İbn Kudame şöyle nakletti; Hallal dedi ki; bize Yahya tahdis etti, dedi ki; bize Abdulvehhab tahdis etti, dedi ki; bize Hişam b. Hassan tahdis etti, o Abdullah b. Abdirrahman’dan, o Ebu Şumeyle radıyallahu anh’den rivayet etti:
أنَّ النَّبِىَّ صلى الله عليه وسلم خَرَجَ
إلى قُبَاءَ فاسْتَقْبَلَهُ رَهْطٌ من الأنْصارِ يَحْمِلُونَ جِنَازَةً على بَابٍ
فقال النَّبِىُّ صلى الله عليه وسلم مَا هَذَا؟ قالوا مَمْلُوكٌ لآل فُلَانٍ كان
من أمْرِهِ قال أكَانَ يَشْهَدُ أنْ لَا إلهَ إلَّا اللهُ؟ قالوا نعم ولَكِنَّهُ
كان وكان فقال لهم أَمَا كَانَ يُصَلِّى؟ فقالوا قد كان يُصَلِّى ويَدَعُ فقال
لهم ارْجِعُوا بِهِ فَغَسِّلُوهُ وكَفِّنُوهُ وصَلُّوا عَلَيْهِ وَادْفِنُوهُ
وَالَّذِى نَفْسِى بِيَدِهِ لَقَدْ كَادَتِ الْمَلَائِكَةُ تَحُولُ بَيْنِى
وبَيْنَه
“Nebî sallallahu aleyhi ve sellem Kuba’ya doğru çıktı. Onu
Ensar’dan bir topluluk karşıladı. Bir cenazeyi kapıya taşıyorlardı. Nebî
sallallahu aleyhi ve sellem;
“Bu nedir?” buyurdu. Dediler ki; “Falan ailesinin
kölesidir. Onun durumu şöyle ve şöyleydi.” Rasulullah sallallahu aleyhi ve
sellem buyurdu ki;
“Allah’tan başka ibadete layık hak ilah olmadığına
şahitlik ediyor muydu?” Dediler ki; “Evet, lakin şöyle ve şöyle biriydi.” Rasulullah
sallallahu aleyhi ve sellem;
“Namaz kılıyor muydu?” buyurdu. Dediler ki; “Bazen
kılıyor, bazen terk ediyordu.” Rasulullah sallallahu aleyhi ve sellem buyurdu
ki;
“Onu geri döndürün, yıkayın, kefenleyin ve cenaze namazını
kılıp defnedin. Nefsim elinde olana yemin ederim ki neredeyse melekler benimle
onun arasına gireceklerdi.”[1]
El-Elbani hadisin münker olduğunu söylemiş, Abdullah b.
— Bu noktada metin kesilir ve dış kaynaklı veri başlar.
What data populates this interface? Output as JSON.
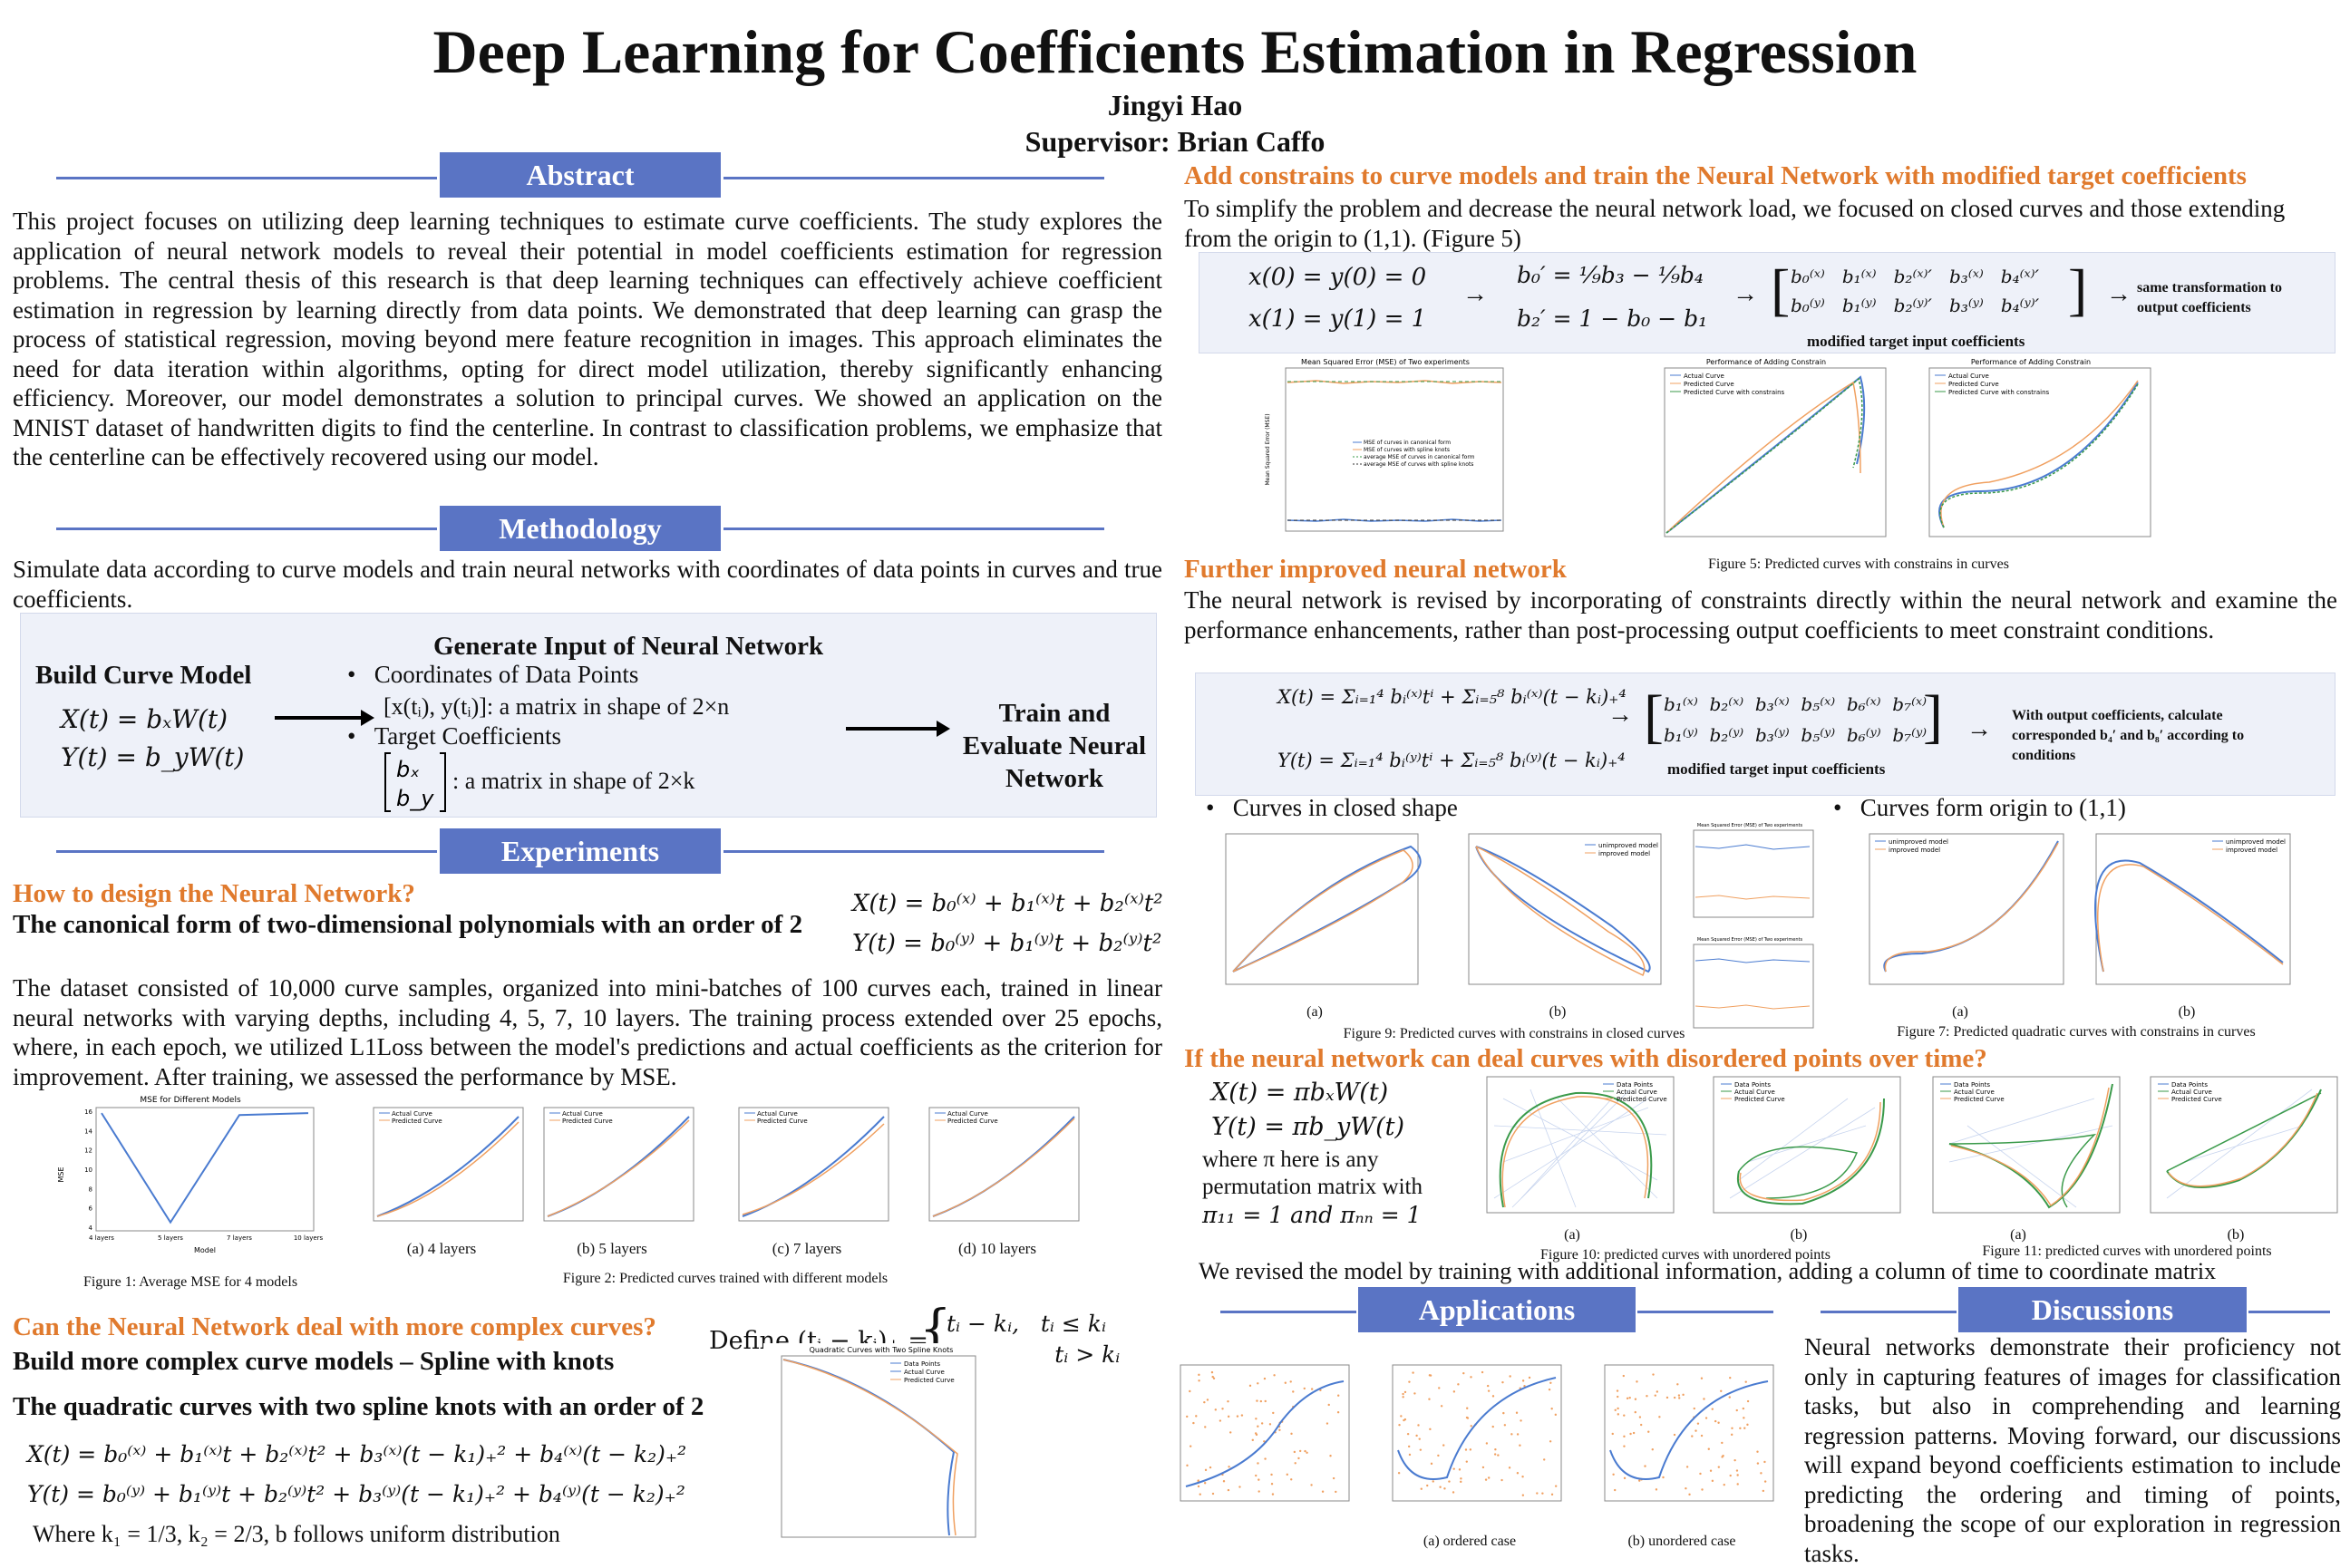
{
  "header": {
    "title": "Deep Learning for Coefficients Estimation in Regression",
    "author": "Jingyi Hao",
    "supervisor": "Supervisor: Brian Caffo"
  },
  "sections": {
    "abstract": "Abstract",
    "methodology": "Methodology",
    "experiments": "Experiments",
    "applications": "Applications",
    "discussions": "Discussions"
  },
  "abstract_text": "This project focuses on utilizing deep learning techniques to estimate curve coefficients. The study explores the application of neural network models to reveal their potential in model coefficients estimation for regression problems. The central thesis of this research is that deep learning techniques can effectively achieve coefficient estimation in regression by learning directly from data points. We demonstrated that deep learning can grasp the process of statistical regression, moving beyond mere feature recognition in images. This approach eliminates the need for data iteration within algorithms, opting for direct model utilization, thereby significantly enhancing efficiency. Moreover, our model demonstrates a solution to principal curves. We showed an application on the MNIST dataset of handwritten digits to find the centerline. In contrast to classification problems, we emphasize that the centerline can be effectively recovered using our model.",
  "methodology": {
    "intro": "Simulate data according to curve models and train neural networks with coordinates of data points in curves and true coefficients.",
    "build_title": "Build Curve Model",
    "eq_x": "X(t) = bₓW(t)",
    "eq_y": "Y(t) = b_yW(t)",
    "gen_title": "Generate Input of Neural Network",
    "bullet1": "Coordinates of Data Points",
    "bullet1_detail": "[x(tᵢ), y(tᵢ)]:  a matrix in shape of 2×n",
    "bullet2": "Target Coefficients",
    "bullet2_detail": ":  a matrix in shape of 2×k",
    "train_title": "Train and Evaluate Neural Network"
  },
  "experiments": {
    "q1": "How to design the Neural Network?",
    "q1_sub": "The canonical form of two-dimensional polynomials with an order of 2",
    "q1_eq_x": "X(t) = b₀⁽ˣ⁾ + b₁⁽ˣ⁾t + b₂⁽ˣ⁾t²",
    "q1_eq_y": "Y(t) = b₀⁽ʸ⁾ + b₁⁽ʸ⁾t + b₂⁽ʸ⁾t²",
    "dataset_text": "The dataset consisted of 10,000 curve samples, organized into mini-batches of 100 curves each, trained in linear neural networks with varying depths, including 4, 5, 7, 10 layers. The training process extended over 25 epochs, where, in each epoch, we utilized L1Loss between the model's predictions and actual coefficients as the criterion for improvement. After training, we assessed the performance by MSE.",
    "fig1_caption": "Figure 1: Average MSE for 4 models",
    "fig2_caption": "Figure 2: Predicted curves trained with different models",
    "fig2_sub": [
      "(a) 4 layers",
      "(b) 5 layers",
      "(c) 7 layers",
      "(d) 10 layers"
    ],
    "q2": "Can the Neural Network deal with more complex curves?",
    "q2_sub": "Build more complex curve models – Spline with knots",
    "define_label": "Define (tᵢ − kᵢ)₊ =",
    "define_case1": "tᵢ − kᵢ,   tᵢ ≤ kᵢ",
    "define_case2": "0,            tᵢ > kᵢ",
    "q2_sub2": "The quadratic curves with two spline knots with an order of 2",
    "spline_eq_x": "X(t) = b₀⁽ˣ⁾ + b₁⁽ˣ⁾t + b₂⁽ˣ⁾t² + b₃⁽ˣ⁾(t − k₁)₊² + b₄⁽ˣ⁾(t − k₂)₊²",
    "spline_eq_y": "Y(t) = b₀⁽ʸ⁾ + b₁⁽ʸ⁾t + b₂⁽ʸ⁾t² + b₃⁽ʸ⁾(t − k₁)₊² + b₄⁽ʸ⁾(t − k₂)₊²",
    "spline_where": "Where k₁ = 1/3, k₂ = 2/3, b follows uniform distribution"
  },
  "right": {
    "h1": "Add constrains to curve models and train the Neural Network with modified target coefficients",
    "h1_text": "To simplify the problem and decrease the neural network load, we focused on closed curves and those extending from the origin to (1,1). (Figure 5)",
    "c_eq1": "x(0) = y(0) = 0",
    "c_eq2": "x(1) = y(1) = 1",
    "c_eq3": "b₀′ = ¹⁄₉b₃ − ¹⁄₉b₄",
    "c_eq4": "b₂′ = 1 − b₀ − b₁",
    "matrix_row1": "b₀⁽ˣ⁾   b₁⁽ˣ⁾   b₂⁽ˣ⁾′   b₃⁽ˣ⁾   b₄⁽ˣ⁾′",
    "matrix_row2": "b₀⁽ʸ⁾   b₁⁽ʸ⁾   b₂⁽ʸ⁾′   b₃⁽ʸ⁾   b₄⁽ʸ⁾′",
    "matrix_label": "modified target input coefficients",
    "same_transform": "same transformation to output coefficients",
    "fig5_caption": "Figure 5: Predicted curves with constrains in curves",
    "h2": "Further improved neural network",
    "h2_text": "The neural network is revised by incorporating of constraints directly within the neural network and examine the performance enhancements, rather than post-processing output coefficients to meet constraint conditions.",
    "imp_eq_x": "X(t) = Σᵢ₌₁⁴ bᵢ⁽ˣ⁾tⁱ + Σᵢ₌₅⁸ bᵢ⁽ˣ⁾(t − kᵢ)₊⁴",
    "imp_eq_y": "Y(t) = Σᵢ₌₁⁴ bᵢ⁽ʸ⁾tⁱ + Σᵢ₌₅⁸ bᵢ⁽ʸ⁾(t − kᵢ)₊⁴",
    "imp_row1": "b₁⁽ˣ⁾  b₂⁽ˣ⁾  b₃⁽ˣ⁾  b₅⁽ˣ⁾  b₆⁽ˣ⁾  b₇⁽ˣ⁾",
    "imp_row2": "b₁⁽ʸ⁾  b₂⁽ʸ⁾  b₃⁽ʸ⁾  b₅⁽ʸ⁾  b₆⁽ʸ⁾  b₇⁽ʸ⁾",
    "imp_label": "modified target input coefficients",
    "imp_note": "With output coefficients, calculate corresponded b₄′ and b₈′ according to conditions",
    "bullet_closed": "Curves in closed shape",
    "bullet_origin": "Curves form origin to (1,1)",
    "fig9_caption": "Figure 9: Predicted curves with constrains in closed curves",
    "fig7_caption": "Figure 7: Predicted quadratic curves with constrains in curves",
    "sub_a": "(a)",
    "sub_b": "(b)",
    "h3": "If the neural network can deal curves with disordered points over time?",
    "dis_eq_x": "X(t) = πbₓW(t)",
    "dis_eq_y": "Y(t) = πb_yW(t)",
    "dis_text1": "where π here is any",
    "dis_text2": "permutation matrix with",
    "dis_text3": "π₁₁ = 1 and πₙₙ = 1",
    "fig10_caption": "Figure 10: predicted curves with unordered points",
    "fig11_caption": "Figure 11: predicted curves with unordered points",
    "revised_text": "We revised the model by training with additional information, adding a column of time to coordinate matrix",
    "app_sub_a": "(a) ordered case",
    "app_sub_b": "(b) unordered case",
    "discussion_text": "Neural networks demonstrate their proficiency not only in capturing features of images for classification tasks, but also in comprehending and learning regression patterns. Moving forward, our discussions will expand beyond coefficients estimation to include predicting the ordering and timing of points, broadening the scope of our exploration in regression tasks."
  },
  "plot_labels": {
    "fig1_title": "MSE for Different Models",
    "fig1_ylabel": "MSE",
    "fig1_xlabel": "Model",
    "actual": "Actual Curve",
    "predicted": "Predicted Curve",
    "spline_title": "Quadratic Curves with Two Spline Knots",
    "data_points": "Data Points",
    "mse_title": "Mean Squared Error (MSE) of Two experiments",
    "mse_ylabel": "Mean Squared Error (MSE)",
    "mse_leg1": "MSE of curves in canonical form",
    "mse_leg2": "MSE of curves with spline knots",
    "mse_leg3": "average MSE of curves in canonical form",
    "mse_leg4": "average MSE of curves with spline knots",
    "perf_title": "Performance of Adding Constrain",
    "pred_constrain": "Predicted Curve with constrains",
    "unimproved": "unimproved model",
    "improved": "improved model"
  },
  "colors": {
    "banner": "#5a74c4",
    "orange": "#e07a2d",
    "box": "#eef1f9",
    "blue_line": "#4a7bd0",
    "orange_line": "#f0a060",
    "green_line": "#3a9a4a"
  },
  "chart_data": [
    {
      "type": "line",
      "title": "MSE for Different Models",
      "xlabel": "Model",
      "ylabel": "MSE",
      "categories": [
        "4 layers",
        "5 layers",
        "7 layers",
        "10 layers"
      ],
      "values": [
        15.8,
        4.5,
        15.6,
        15.8
      ],
      "ylim": [
        4,
        16
      ]
    }
  ]
}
Abdirrahman’ı tanımadığını belirtmiştir.[2]
Lakin hadisin şahitleri sabit olmuştur:
Buna yakın lafızlarla Abdurrazzak Musannef’te, İbn Vehb
Mudevvene’de isnadlarıyla İbn Ebi Muleyke’den mürsel olarak rivayet etmişlerdir.
Bu rivayette bu kölenin namaz kıldığı kesin olarak ifade edilmiştir:
İbn Vehb, Muhammed b. Amr’dan, o İbn Cureyc’den, o İbn Ebi
Muleyke’den rivayet etti; O, Medine’de şöyle işitti;
أَنَّ رَسُولَ اللَّهِ صلى الله عليه
وسلم رَكِبَ إلَى بَنِي النَّجَّارِ فَرَأَى جِنَازَةً عَلَى خَشَبَةٍ فَقَالَ مَا
بَالُ هَذَا؟ فَقِيلَ عَبْدٌ لَنَا كَانَ عَبْدَ سُوءٍ مَسْخُوطًا جَافِيًا قَالَ
أَكَانَ يُصَلِّي قَالُوا نَعَمْ قَالَ أَكَانَ يَقُولُ مُحَمَّدٌ رَسُولُ اللَّهِ
صلى الله عليه وسلم قَالُوا نَعَمْ قَالَ لَقَدْ كَادَتْ الْمَلَائِكَةُ تَحُولُ
بَيْنِي وَبَيْنَهُ ارْجِعُوا فَأَحْسِنُوا غُسْلَهُ وَكَفَنَهُ وَدَفْنَهُ
“Rasulullah sallallahu aleyhi ve sellem Neccaroğullarına gitti ve ağaca bırakılmış bir cenaze gördü.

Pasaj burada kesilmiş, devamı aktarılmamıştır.